Scientific classification
- Kingdom: Plantae
- Clade: Tracheophytes
- Clade: Gymnosperms
- Division: Pinophyta
- Class: Pinopsida
- Order: Araucariales
- Family: Podocarpaceae
- Genus: Podocarpus
- Species: P. angustifolius
- Binomial name: Podocarpus angustifolius Griseb.

= Podocarpus angustifolius =

- Genus: Podocarpus
- Species: angustifolius
- Authority: Griseb.
- Conservation status: VU

Species of conifer

Podocarpus angustifolius is a species of conifer in the family Podocarpaceae. It is endemic to Cuba.

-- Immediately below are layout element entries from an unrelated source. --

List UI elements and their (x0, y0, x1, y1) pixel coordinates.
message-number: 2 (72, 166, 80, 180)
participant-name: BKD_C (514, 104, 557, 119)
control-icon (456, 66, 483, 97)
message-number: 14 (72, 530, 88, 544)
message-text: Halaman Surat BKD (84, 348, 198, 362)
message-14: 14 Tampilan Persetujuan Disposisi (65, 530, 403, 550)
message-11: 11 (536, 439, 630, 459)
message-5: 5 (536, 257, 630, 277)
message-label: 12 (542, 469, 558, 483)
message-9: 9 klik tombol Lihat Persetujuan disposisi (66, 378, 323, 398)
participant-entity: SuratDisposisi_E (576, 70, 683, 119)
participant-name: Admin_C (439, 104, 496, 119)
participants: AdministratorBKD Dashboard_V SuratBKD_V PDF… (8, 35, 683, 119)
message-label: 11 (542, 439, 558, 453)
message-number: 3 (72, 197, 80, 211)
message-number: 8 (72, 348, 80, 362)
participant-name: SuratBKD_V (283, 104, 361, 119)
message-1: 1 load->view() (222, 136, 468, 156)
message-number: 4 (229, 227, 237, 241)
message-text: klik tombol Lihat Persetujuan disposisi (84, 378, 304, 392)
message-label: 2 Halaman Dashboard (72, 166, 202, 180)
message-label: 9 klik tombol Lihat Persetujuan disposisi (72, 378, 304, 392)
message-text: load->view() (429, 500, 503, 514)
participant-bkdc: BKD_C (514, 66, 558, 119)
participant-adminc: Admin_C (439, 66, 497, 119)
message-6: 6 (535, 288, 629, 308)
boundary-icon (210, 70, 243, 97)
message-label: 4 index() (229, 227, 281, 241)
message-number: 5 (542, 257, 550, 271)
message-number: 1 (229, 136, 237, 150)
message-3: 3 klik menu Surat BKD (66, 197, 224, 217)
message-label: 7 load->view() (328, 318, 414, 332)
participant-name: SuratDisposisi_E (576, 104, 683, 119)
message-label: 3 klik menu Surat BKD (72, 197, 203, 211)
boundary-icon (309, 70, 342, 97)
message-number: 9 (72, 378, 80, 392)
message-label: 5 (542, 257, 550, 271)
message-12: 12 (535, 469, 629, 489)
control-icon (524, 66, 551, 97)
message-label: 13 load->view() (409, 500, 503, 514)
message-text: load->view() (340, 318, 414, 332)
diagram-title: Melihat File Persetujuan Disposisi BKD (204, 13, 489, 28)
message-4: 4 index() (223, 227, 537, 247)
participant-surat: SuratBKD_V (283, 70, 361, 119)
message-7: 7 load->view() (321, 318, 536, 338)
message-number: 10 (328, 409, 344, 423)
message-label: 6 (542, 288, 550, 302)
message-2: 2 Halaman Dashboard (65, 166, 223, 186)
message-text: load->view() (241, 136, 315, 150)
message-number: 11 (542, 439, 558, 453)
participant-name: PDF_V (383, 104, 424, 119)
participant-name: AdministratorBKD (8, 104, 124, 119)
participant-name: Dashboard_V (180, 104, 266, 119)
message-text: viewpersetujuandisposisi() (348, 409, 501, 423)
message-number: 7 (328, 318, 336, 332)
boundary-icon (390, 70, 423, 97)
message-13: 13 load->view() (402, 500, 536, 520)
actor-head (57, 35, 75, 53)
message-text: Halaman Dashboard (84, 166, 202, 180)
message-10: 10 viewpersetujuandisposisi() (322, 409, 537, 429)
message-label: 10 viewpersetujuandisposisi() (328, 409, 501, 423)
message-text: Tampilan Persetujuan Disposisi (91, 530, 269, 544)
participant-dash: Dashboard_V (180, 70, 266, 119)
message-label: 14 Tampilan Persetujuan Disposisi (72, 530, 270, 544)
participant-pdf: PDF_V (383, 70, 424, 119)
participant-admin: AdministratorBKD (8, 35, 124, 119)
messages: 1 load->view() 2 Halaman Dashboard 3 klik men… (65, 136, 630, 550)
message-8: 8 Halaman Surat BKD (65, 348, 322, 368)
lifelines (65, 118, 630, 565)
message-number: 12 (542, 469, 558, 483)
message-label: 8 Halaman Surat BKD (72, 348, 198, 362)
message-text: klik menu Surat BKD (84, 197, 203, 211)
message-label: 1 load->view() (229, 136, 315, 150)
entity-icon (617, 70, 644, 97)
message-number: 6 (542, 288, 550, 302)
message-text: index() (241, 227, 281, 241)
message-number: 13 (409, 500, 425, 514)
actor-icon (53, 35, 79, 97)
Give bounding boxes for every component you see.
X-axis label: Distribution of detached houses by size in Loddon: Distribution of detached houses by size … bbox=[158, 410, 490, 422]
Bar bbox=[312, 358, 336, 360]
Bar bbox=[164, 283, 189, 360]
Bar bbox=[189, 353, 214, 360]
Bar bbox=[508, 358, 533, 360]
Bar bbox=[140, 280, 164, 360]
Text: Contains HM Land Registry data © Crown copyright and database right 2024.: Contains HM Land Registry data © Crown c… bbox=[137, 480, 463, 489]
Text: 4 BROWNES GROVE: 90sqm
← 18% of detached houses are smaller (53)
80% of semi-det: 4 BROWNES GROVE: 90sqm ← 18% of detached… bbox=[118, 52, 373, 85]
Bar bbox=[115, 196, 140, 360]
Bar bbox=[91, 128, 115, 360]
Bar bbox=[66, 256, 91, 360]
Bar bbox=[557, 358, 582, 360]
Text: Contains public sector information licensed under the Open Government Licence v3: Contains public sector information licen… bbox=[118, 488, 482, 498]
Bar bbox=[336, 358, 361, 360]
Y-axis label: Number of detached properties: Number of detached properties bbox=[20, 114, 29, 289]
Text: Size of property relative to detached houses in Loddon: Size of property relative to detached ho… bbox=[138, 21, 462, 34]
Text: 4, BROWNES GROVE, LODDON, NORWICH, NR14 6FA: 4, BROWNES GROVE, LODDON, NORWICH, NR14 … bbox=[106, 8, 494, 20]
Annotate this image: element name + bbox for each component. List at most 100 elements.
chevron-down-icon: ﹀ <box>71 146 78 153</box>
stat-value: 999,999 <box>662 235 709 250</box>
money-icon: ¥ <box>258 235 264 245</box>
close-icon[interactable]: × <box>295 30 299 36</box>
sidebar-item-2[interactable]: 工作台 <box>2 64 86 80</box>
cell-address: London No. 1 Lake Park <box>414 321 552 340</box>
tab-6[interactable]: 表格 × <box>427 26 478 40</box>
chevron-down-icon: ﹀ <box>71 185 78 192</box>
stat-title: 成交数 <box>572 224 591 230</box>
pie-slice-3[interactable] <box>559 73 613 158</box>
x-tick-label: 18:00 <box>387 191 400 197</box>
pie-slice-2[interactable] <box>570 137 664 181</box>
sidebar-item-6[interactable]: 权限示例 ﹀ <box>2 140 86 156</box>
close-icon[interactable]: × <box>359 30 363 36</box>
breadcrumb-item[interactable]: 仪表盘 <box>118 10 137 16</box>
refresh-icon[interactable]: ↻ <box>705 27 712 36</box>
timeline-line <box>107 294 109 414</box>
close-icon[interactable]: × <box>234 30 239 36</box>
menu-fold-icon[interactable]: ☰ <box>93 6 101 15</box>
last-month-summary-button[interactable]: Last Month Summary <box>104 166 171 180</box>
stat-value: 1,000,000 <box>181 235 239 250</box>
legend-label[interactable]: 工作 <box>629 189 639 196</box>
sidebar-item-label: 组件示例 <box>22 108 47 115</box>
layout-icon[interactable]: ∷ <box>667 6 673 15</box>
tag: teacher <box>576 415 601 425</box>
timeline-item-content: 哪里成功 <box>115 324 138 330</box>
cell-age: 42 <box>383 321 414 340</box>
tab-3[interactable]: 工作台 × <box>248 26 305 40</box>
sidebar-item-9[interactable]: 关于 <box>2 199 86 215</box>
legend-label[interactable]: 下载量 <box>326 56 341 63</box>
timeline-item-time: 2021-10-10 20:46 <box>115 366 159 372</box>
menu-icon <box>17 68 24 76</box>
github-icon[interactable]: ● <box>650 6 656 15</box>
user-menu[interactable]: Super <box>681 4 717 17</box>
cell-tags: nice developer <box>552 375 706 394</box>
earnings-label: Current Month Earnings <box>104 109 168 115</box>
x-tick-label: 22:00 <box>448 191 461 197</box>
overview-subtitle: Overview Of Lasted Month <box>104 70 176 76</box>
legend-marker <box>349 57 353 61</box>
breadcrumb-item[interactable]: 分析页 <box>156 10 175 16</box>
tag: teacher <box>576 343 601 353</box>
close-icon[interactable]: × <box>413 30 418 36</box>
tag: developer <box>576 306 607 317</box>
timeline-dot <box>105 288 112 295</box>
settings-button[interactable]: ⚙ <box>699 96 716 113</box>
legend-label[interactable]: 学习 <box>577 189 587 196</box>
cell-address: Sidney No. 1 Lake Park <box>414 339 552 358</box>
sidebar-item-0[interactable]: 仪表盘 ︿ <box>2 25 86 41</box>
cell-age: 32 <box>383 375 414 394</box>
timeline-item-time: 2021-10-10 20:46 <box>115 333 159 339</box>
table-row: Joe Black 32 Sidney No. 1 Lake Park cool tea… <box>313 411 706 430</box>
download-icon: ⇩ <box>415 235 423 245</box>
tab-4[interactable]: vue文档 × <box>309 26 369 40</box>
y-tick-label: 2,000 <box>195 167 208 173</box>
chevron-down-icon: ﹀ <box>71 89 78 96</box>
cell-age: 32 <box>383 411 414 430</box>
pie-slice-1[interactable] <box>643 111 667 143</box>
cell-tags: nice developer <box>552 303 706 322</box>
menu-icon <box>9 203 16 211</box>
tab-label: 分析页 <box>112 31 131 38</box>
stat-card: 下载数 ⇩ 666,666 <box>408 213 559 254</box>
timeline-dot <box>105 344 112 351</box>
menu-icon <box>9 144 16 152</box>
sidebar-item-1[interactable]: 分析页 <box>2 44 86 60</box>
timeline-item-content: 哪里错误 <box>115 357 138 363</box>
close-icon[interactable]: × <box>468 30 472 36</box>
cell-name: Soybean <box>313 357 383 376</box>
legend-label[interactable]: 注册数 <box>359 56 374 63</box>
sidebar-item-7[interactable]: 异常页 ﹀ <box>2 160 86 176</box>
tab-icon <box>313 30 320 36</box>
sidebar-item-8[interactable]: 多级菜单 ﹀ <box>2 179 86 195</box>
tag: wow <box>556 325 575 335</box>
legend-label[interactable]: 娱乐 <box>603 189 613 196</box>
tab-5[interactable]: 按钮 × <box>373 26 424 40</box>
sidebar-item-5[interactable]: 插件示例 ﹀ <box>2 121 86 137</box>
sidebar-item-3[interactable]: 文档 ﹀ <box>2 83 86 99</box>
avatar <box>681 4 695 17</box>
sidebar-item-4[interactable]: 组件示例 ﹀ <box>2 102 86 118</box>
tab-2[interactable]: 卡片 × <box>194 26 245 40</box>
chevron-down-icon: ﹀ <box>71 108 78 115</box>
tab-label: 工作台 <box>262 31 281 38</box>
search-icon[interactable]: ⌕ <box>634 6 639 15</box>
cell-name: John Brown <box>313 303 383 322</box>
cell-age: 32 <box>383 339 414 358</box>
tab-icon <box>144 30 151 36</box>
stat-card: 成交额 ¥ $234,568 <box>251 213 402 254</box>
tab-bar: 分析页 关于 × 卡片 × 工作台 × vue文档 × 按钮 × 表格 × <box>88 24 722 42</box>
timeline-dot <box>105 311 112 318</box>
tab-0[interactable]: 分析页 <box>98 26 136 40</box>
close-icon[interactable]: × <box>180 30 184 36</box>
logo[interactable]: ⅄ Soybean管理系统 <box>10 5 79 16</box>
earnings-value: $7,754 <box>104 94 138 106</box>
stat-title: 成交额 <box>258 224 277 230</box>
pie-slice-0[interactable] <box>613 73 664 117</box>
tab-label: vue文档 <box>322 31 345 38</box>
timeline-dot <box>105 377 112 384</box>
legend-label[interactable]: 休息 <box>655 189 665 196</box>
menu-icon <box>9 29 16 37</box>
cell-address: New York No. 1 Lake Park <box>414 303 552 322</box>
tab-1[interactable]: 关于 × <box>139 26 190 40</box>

It is a shrub or tree growing up to 12 meters tall. It grows in mountain pine forests and rainforests on the eastern end of the island of Cuba. It can be found in pine forest on sandstone soils alongside Pinus cubensis, Brunella comocladifolia, Cyrilla nipensis, Myrsine coriacea, Tabebuia hypoleuca, tree ferns and shrubs. In rainforest habitat it grows on serpentine soils with other species that include Byrsonima orientensis, Guatteria moralesii, Mozartia gundlachii, Octoea moaensis, Podocarpus ekmanii, and Solonea curatellifolia.

This conifer and its habitat are threatened by fire and mining activity, especially nickel mining.